Generalities for photoautotrophy
Gross photosynthesis is related to net oxygen evolution and organic carbon production through the partitioning of photosynthate among diverse metabolic pathways. The results presented here indicate that this partitioning can be highly conserved between phytoplankton taxonomic groups and independent of the steady-state growth rate. Additional studies are required to generalize our findings to other phytoplankton groups and nutrient conditions. For example, cyanobacteria (Kunath et al., 2012) or highly motile picoeukaryotic species (Goulbourne & Greenberg, 1980; Raven & Richardson, 1984; Kaneda & Furuya, 1986) may have sufficiently different ATP : reductant requirements to significantly alter GPO2 : GPC : NPC ratios from those reported here. Furthermore, growth under high macronutrient levels and limiting iron supply appears to result in over-expressed photosynthetic pigments and lower absorption-normalized photosynthetic efficiencies relative to macronutrient-limited growth (Schrader et al., 2011). Nevertheless, the similarities in photosynthate partitioning and absorption-normalized photosynthetic efficiencies observed during our study suggest that a common optimization solution for photoautotrophic growth has evolved for at least two evolutionarily distinct phytoplankton species. Deeper evaluation of this energetic optimization is clearly warranted.

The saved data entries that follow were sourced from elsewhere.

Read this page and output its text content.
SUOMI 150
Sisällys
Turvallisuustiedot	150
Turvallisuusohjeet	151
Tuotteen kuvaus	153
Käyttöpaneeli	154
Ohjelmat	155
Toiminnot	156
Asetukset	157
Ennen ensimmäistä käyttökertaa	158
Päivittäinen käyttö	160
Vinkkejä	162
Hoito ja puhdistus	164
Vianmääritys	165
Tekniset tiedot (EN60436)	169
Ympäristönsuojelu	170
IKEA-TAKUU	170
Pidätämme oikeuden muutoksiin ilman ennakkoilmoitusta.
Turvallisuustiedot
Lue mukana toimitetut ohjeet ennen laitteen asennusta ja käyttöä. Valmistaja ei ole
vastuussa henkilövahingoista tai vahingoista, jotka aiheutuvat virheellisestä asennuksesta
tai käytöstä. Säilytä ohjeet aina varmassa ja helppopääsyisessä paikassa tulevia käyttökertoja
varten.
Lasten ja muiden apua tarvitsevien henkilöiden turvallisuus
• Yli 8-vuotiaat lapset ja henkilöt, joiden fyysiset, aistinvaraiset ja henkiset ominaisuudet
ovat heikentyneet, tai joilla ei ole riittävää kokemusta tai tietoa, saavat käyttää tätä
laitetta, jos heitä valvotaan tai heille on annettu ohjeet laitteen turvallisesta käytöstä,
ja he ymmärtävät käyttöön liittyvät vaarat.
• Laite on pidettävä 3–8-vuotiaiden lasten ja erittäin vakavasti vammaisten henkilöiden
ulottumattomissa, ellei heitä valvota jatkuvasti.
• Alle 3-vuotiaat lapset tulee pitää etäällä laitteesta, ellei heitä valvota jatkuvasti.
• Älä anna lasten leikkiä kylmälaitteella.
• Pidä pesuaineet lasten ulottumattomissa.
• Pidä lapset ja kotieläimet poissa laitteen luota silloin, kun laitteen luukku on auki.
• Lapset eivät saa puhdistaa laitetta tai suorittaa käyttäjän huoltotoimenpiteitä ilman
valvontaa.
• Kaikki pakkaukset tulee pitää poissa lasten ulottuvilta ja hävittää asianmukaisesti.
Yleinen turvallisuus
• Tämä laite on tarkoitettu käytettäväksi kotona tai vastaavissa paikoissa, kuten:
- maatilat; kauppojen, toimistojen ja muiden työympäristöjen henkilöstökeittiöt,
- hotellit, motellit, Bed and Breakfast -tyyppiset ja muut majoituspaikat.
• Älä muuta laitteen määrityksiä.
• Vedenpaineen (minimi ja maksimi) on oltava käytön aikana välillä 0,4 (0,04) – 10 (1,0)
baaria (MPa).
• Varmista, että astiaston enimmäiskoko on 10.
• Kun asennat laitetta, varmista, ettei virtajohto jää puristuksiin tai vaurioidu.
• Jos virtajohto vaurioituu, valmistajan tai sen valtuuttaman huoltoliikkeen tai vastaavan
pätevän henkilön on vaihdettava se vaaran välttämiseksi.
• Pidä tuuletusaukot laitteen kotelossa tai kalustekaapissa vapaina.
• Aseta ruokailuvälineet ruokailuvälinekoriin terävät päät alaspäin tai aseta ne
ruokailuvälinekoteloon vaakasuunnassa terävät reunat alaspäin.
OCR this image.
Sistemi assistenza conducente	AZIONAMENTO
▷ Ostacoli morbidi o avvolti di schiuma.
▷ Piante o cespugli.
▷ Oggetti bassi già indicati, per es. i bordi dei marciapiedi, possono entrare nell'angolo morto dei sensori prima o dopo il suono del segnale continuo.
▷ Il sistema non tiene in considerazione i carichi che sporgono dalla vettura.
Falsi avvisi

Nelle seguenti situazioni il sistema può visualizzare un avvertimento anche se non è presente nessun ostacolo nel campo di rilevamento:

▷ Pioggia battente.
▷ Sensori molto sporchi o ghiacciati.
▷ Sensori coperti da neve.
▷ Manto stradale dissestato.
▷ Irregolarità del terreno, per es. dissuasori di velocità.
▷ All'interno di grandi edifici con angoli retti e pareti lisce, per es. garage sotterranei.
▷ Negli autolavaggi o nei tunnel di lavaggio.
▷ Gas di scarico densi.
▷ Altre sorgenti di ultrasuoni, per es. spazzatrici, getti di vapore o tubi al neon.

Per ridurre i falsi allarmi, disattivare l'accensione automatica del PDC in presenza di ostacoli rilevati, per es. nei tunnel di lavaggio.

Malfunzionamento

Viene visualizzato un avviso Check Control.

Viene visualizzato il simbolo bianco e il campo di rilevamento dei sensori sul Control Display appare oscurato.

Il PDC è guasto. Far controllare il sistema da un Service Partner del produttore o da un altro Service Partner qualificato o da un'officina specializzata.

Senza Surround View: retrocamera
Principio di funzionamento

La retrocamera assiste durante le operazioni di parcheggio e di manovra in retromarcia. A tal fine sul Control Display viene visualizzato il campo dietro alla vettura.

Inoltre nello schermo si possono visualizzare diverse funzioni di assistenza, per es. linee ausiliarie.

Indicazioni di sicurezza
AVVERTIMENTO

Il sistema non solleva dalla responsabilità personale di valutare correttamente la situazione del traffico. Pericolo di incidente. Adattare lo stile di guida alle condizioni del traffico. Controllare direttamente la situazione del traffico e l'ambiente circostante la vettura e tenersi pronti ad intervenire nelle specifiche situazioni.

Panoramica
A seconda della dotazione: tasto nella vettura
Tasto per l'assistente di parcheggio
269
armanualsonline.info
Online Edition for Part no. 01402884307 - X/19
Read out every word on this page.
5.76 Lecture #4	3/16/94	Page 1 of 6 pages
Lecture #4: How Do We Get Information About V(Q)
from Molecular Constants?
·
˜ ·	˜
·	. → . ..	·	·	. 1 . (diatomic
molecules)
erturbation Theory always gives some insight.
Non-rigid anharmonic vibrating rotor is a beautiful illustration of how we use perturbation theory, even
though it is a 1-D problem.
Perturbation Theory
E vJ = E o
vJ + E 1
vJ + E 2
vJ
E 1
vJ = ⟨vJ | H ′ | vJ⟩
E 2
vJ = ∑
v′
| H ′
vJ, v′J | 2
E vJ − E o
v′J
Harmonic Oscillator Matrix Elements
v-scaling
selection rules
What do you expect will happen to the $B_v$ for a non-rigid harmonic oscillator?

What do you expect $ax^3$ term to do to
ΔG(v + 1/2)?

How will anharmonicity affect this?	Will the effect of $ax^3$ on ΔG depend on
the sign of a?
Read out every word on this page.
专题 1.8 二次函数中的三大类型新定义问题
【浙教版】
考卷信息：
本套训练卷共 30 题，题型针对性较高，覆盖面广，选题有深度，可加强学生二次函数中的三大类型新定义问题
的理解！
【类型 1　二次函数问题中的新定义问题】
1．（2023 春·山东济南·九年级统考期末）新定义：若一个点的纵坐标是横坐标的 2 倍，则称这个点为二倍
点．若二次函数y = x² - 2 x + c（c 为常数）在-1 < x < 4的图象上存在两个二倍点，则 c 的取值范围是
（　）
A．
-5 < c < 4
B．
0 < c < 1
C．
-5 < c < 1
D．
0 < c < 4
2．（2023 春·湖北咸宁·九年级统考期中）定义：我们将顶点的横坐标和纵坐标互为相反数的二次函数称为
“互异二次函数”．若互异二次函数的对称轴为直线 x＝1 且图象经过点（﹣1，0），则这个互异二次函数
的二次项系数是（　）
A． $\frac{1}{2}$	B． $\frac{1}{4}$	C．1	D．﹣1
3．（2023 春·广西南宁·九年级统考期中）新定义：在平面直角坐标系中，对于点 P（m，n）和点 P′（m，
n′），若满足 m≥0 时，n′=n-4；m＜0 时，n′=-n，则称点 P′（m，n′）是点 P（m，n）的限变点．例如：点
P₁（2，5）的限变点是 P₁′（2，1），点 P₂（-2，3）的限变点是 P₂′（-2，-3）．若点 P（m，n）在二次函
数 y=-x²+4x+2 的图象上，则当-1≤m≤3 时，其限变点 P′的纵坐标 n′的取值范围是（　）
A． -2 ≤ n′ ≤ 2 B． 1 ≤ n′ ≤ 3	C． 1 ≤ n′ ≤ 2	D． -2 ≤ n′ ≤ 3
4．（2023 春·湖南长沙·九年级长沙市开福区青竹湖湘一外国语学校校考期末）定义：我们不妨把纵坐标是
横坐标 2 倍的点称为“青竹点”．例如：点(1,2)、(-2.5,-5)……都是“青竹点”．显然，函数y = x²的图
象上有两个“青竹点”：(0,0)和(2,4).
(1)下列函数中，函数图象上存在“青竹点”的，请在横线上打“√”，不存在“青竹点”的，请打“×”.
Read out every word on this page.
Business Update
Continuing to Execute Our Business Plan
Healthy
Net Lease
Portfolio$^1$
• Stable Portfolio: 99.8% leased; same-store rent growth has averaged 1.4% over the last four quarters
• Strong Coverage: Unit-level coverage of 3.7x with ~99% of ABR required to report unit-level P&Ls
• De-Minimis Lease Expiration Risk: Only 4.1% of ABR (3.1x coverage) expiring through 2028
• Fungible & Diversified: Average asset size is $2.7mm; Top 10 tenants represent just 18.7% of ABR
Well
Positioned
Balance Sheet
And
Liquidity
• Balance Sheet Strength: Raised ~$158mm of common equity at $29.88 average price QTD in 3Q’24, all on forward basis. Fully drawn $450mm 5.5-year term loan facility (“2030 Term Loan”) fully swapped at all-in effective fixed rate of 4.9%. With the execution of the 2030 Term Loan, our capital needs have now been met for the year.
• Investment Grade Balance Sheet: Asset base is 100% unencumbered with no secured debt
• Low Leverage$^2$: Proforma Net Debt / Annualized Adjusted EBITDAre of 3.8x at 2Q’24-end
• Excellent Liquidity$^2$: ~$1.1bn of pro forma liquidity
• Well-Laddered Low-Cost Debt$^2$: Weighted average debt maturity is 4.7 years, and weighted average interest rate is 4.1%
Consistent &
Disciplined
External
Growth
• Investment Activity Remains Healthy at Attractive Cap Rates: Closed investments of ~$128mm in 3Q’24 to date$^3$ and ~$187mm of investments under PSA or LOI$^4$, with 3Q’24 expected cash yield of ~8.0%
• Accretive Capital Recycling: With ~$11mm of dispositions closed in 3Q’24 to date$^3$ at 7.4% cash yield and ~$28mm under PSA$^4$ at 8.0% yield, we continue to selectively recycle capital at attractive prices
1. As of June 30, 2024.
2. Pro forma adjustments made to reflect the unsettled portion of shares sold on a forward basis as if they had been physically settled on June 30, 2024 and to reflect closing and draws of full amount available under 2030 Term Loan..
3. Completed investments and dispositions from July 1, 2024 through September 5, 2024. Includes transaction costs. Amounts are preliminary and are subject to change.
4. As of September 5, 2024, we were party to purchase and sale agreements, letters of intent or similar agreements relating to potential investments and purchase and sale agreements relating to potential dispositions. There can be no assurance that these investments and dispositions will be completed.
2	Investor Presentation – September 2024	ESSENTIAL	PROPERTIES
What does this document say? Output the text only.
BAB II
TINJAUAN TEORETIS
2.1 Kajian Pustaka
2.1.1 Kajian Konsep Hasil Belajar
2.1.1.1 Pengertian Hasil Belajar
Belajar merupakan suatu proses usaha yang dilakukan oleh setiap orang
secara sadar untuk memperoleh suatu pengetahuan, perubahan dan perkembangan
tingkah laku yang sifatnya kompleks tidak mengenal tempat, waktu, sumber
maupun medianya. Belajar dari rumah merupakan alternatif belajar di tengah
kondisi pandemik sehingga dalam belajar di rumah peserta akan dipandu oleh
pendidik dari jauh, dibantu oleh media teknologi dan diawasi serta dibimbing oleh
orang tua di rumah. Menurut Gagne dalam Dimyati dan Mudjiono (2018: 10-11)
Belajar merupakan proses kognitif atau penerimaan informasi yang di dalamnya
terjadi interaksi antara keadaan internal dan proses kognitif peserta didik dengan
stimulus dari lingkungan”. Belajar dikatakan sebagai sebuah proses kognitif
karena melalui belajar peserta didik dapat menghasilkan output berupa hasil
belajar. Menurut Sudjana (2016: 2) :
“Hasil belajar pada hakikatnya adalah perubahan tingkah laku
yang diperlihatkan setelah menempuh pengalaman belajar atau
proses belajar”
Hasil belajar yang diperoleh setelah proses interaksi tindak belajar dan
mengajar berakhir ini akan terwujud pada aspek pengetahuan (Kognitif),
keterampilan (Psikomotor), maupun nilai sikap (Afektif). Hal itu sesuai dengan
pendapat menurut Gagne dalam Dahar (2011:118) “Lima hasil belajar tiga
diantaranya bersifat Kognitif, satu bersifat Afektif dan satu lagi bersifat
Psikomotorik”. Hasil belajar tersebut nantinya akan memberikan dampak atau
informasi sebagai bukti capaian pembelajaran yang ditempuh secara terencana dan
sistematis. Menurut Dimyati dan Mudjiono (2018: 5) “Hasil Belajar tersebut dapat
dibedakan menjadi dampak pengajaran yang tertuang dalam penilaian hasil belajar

For both D. tertiolecta and T. weissflogii, we show that the measured 14C uptake rates register gross carbon fixation only during very short incubations (minute time scale) and then approach net carbon fixation with increasing incubation duration. Short-term (c. 30 min to 2 h) field measurements of photosynthesis–irradiance relationships are commonly used to parameterize global satellite-based models of ocean production. Our results indicate that the correct interpretation of these data requires consideration of the incubation duration and a knowledge of the population growth rates. Conversely, it may be possible to infer information about phytoplankton growth rates in the field by conducting 14C uptake measurements over a range of incubation times. Our results also indicate that growth rate-dependent differences in transient carbon lifetimes are linked to cell cycle-related changes in photosynthate storage and mobilization, thus contributing new insight towards a systems-level understanding of cellular carbon flow.